I’m writing my inaugural column from the Sun ‘n Fun air show, where I’m volunteering in Air Operations. Traditionally Sun ‘n Fun marks the start of the full-scale airshow season and for many of us in the United States Sun ‘n Fun also coincides with the start of RC flying season.
The first time I entered the hallowed shack called Air Ops I was struck by a sign at the exit to the ramp. “Don’t Do Nothing Dumb” it said and I was impressed by the attitude it conveyed with so few words. As it happened this was 2011, when two tornadoes struck Sun ‘n Fun. While the destruction of property and airplanes was tragic, I feel a lot of the reason no lives were lost was this attitude toward safety as professed by Air Operations Boss Dick “Yoda” Hansua, and carried out by those who work for him.
You’d never guess just by looking at him that Yoda was a Vietnam veteran helicopter pilot with thousands of flight hours in military and civilian fixed and rotary wing aircraft. True to his nickname, Yoda runs Air Ops with a quiet voice and authority that comes from decades of experience and no need to prove himself. In the morning briefings he leads a group that includes representatives from the FAA and Air Traffic Control, along with hot-air balloon, ultralight, rotary wing, military and warbird airshow pilots to solve problems from the day before and clarify plans for the day to come. If totaled, the accumulated flight hours in that room would run well into six figures, and one can readily imagine the egos present during the briefings. While there are occasional conflicts between departments, I’ve never heard a raised voice or a cross word between the department heads. People may disagree, but they pull together with professional respect to make the show safe.
Knowing When To Say When
Looking forward to some end of the day flying a few years ago, I was assembling my 81-inch electric Proctor Antic at my local club field. It was one of those perfect May evenings that make up for Puget Sound’s short, cold rainy days of winter. I was all set for some relaxing thumb twiddling when a pilot I didn’t know sauntered over. “Flying one of those old things, huh?” he asked, gesturing to my Antic and putting a hand on my shoulder. “Don’t worry. One day you’ll graduate to real airplanes like mine” and he pointed to the .60-size P-51 and Spitfire on a nearby table.
I’ll admit, it was hard not to respond. While I am a Ken Willard “Sunday Flier” type of RC pilot, I am also proud of my aviation career. I began with RC models in 1978 and have been lucky enough to progress to flying as a co-pilot on Boeing 777s. I was determined not to ruin my night, so I bit my tongue and simply agreed that maybe someday I would graduate to real airplanes like his. I then returned to my Antic as he turned to his models on the bench next to mine.
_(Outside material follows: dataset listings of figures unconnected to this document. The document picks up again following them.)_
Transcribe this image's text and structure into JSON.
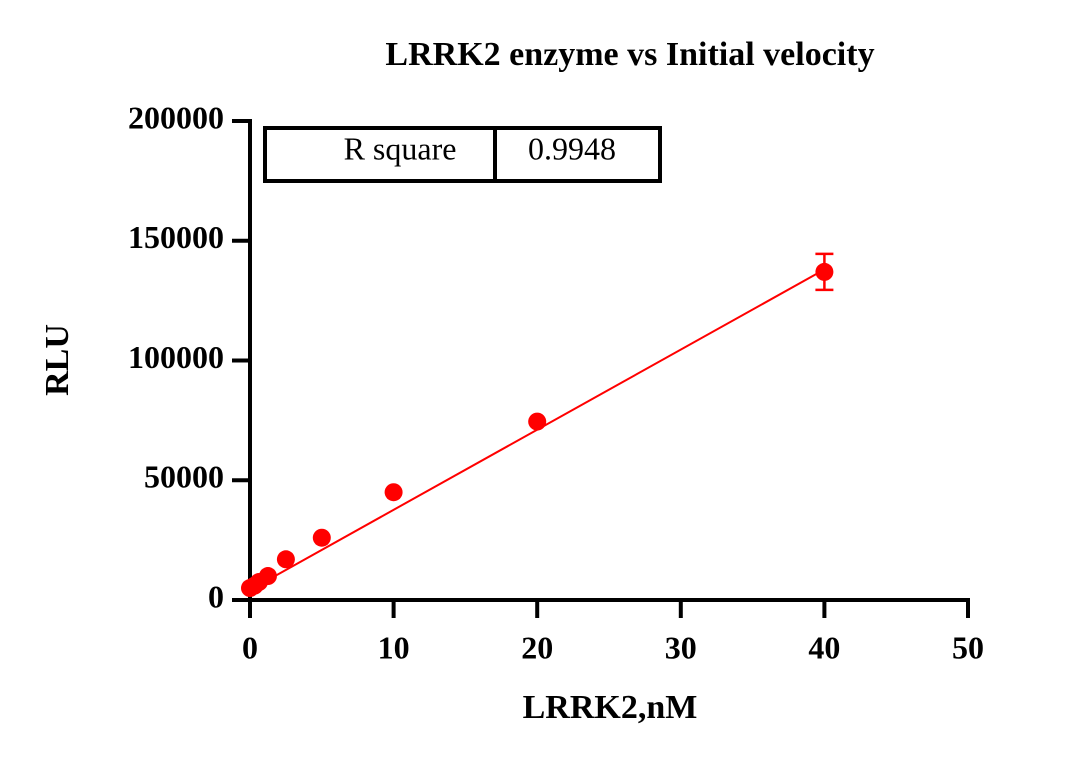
{
  "chart_data": {
    "type": "scatter",
    "title": "LRRK2 enzyme vs Initial velocity",
    "x_label": "LRRK2,nM",
    "y_label": "RLU",
    "xlim": [
      0,
      50
    ],
    "xticks": [
      0,
      10,
      20,
      30,
      40,
      50
    ],
    "ylim": [
      0,
      200000
    ],
    "yticks": [
      0,
      50000,
      100000,
      150000,
      200000
    ],
    "series": [
      {
        "color": "#ff0000",
        "x": [
          0,
          0.3125,
          0.625,
          1.25,
          2.5,
          5,
          10,
          20,
          40
        ],
        "values": [
          5000,
          6000,
          7500,
          10000,
          17000,
          26000,
          45000,
          74500,
          137000
        ],
        "errors": [
          null,
          null,
          null,
          null,
          null,
          null,
          null,
          null,
          7500
        ]
      }
    ],
    "fit_line": {
      "color": "#ff0000",
      "x": [
        0,
        40
      ],
      "values": [
        4200,
        138000
      ]
    },
    "stats_table": {
      "label": "R square",
      "value": "0.9948"
    }
  }
}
An hour later the sun was dipping to the horizon and my mission was accomplished. I was embarrassed to actually find dust on my model, so I had used the first battery returning to “Stick and Rudder 101.” After flying basic maneuvers like boxes, figures 8s, stalls and steep turns at altitude, I spent the next couple packs in the landing pattern. The Antic is a terrific airplane to fly. For all her vintage looks, she has the flying characteristics of my old Carl Goldberg trainer and is ideal for such evening sorties. During one break while others were not flying, I ran down my last pack with some hops in ground effect, experimenting to see what happened if I raised the tail too soon during takeoff, or tried to keep it up too long during landing. I might have even snuck in a high-speed pass once or twice, and of course had to test the integrity of the spars and rigging with a few loops and rolls.
I was feeling very mellow and had started taking my plane apart when I heard the unmistakable, sickening sound of a high revving engine that abruptly stops. The silence echoed across the field. Scanning the flightline, I saw my friend with the real airplanes standing at a station staring off in the distance, transmitter still pointed to the sky. He stood there like we all have at one time or another, looking and waiting and hoping for his model to reappear. He eventually put his transmitter down and made “The Walk.”
I was gathering the last of my tools when he made it back to his bench and laid down a broken wing and shattered fuselage. As I looked over he offered “Thought I could squeeze out enough power for one more flight. Guess I didn’t.”